How to Optimize Data Importing to a Django Model using django-import-export library

2.4k views Asked by At

I have been using django-import-export library to upload my data as excel to the Django model and it has been working fine till i had to Upload an excel with 20,000 rows and it just took infinite time to get this action done.

Can you please suggest the right way to optimize data Uploading to the Django model, where i can easily upload excel files and have that data saved in my Database.

Please support.

Hi below is the code for admin.py that i tried, but its throwing error 'using_transactions' is not defined, please confirm where am i going wrong and what do i change to get bulk data imported in less time--

from django.contrib import admin
from import_export import resources
from .models import Station,Customer
from import_export.admin import ImportExportModelAdmin

# Register your models here.

class StationResource(resources.ModelResource):

    def get_or_init_instance(self,instance_loader,row):
        self.bulk_create(self, using_transactions, dry_run, raise_errors, 
        batch_size=1000)

    class Meta:
        model=Station
        use_bulk=True
        batch_size = 1000
        force_init_instance = True


class StationAdmin(ImportExportModelAdmin):
        resource_class=StationResource

admin.site.register(Station , StationAdmin)

and in the settings.py file i have set-

IMPORT_EXPORT_USE_TRANSACTIONS = True
IMPORT_EXPORT_SKIP_ADMIN_LOG = True
2

There are 2 answers

1
Nabil Bennani On

I wouldn't use import-export for large data, instead, I'd save the data file as csv from my excel file and use pandas to bridge the data into the database.
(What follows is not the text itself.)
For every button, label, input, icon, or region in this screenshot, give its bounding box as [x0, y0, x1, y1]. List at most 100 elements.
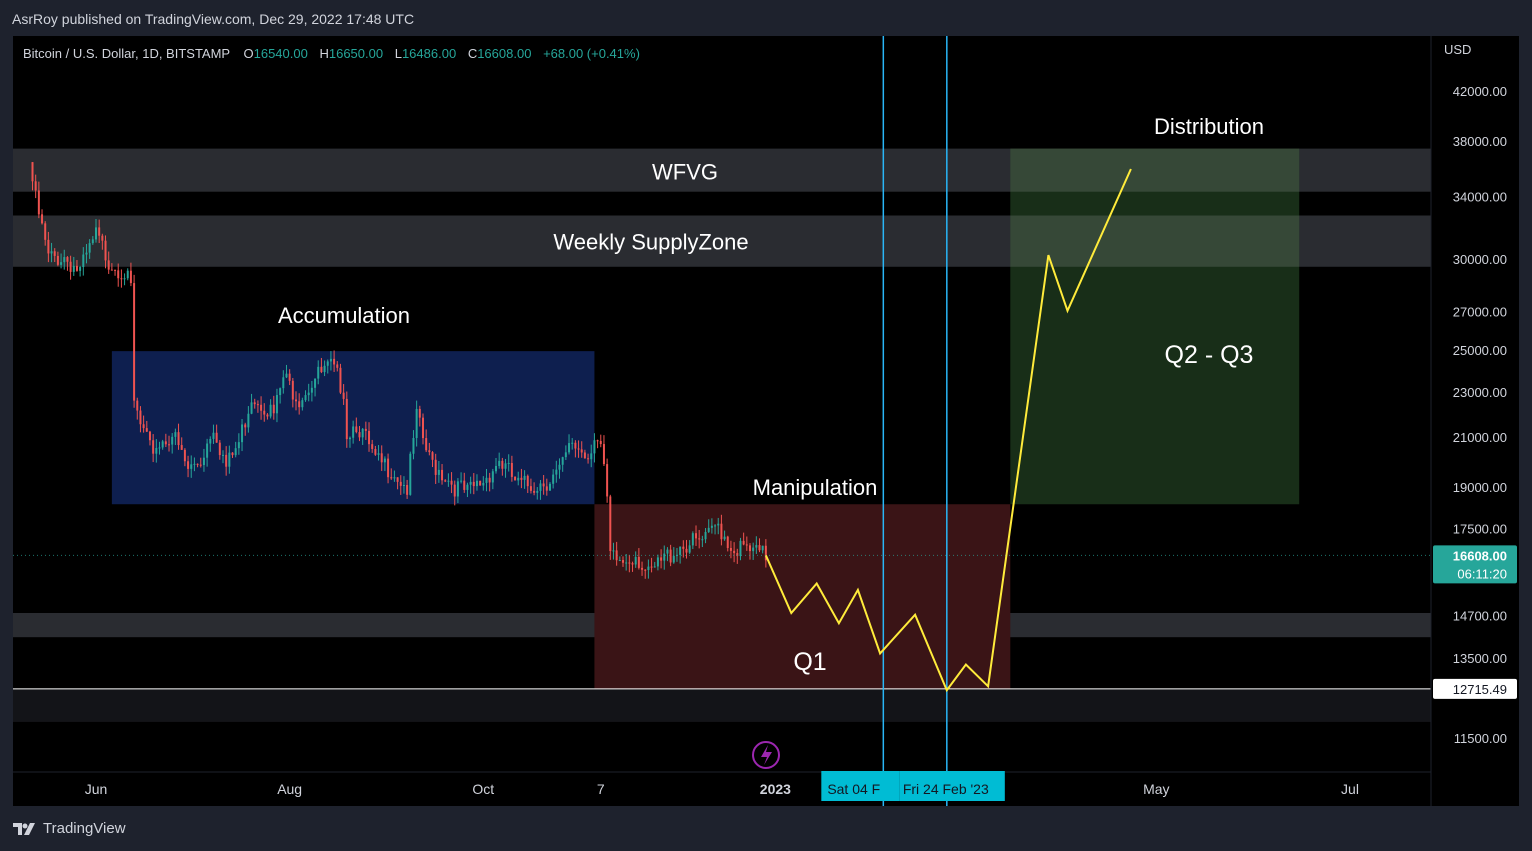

Pandas does it in batches.

3
Matthew Hegarty On

import-export provides a bulk import mode which makes use of Django's bulk operations.
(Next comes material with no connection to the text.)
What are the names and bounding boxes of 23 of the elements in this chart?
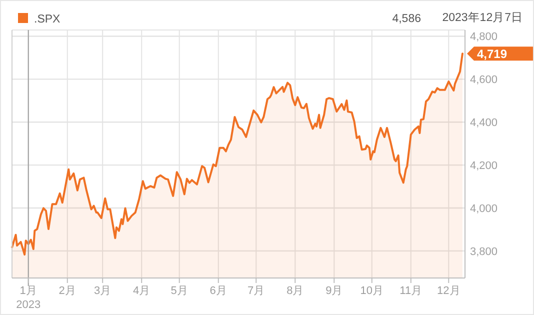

Simply enable the use_bulk flag on your resource:

 class Meta:
        model = Book
        fields = ('id', 'name', 'author_email', 'price')
        use_bulk = True

It should be possible to import 20k rows in a few seconds, but it will depend on your data and you may need to tweak some settings. Also, do read the caveats regarding bulk imports.

There is more detailed information in the repo.

However, even without bulk mode it should be able to import 20k rows in a few minutes. If it is taking much longer, then it is possible that the import process is making unnecessary reads on the db (i.e for each row). Enabling SQL logging will shed some light on this. CachedInstanceLoader may help with this.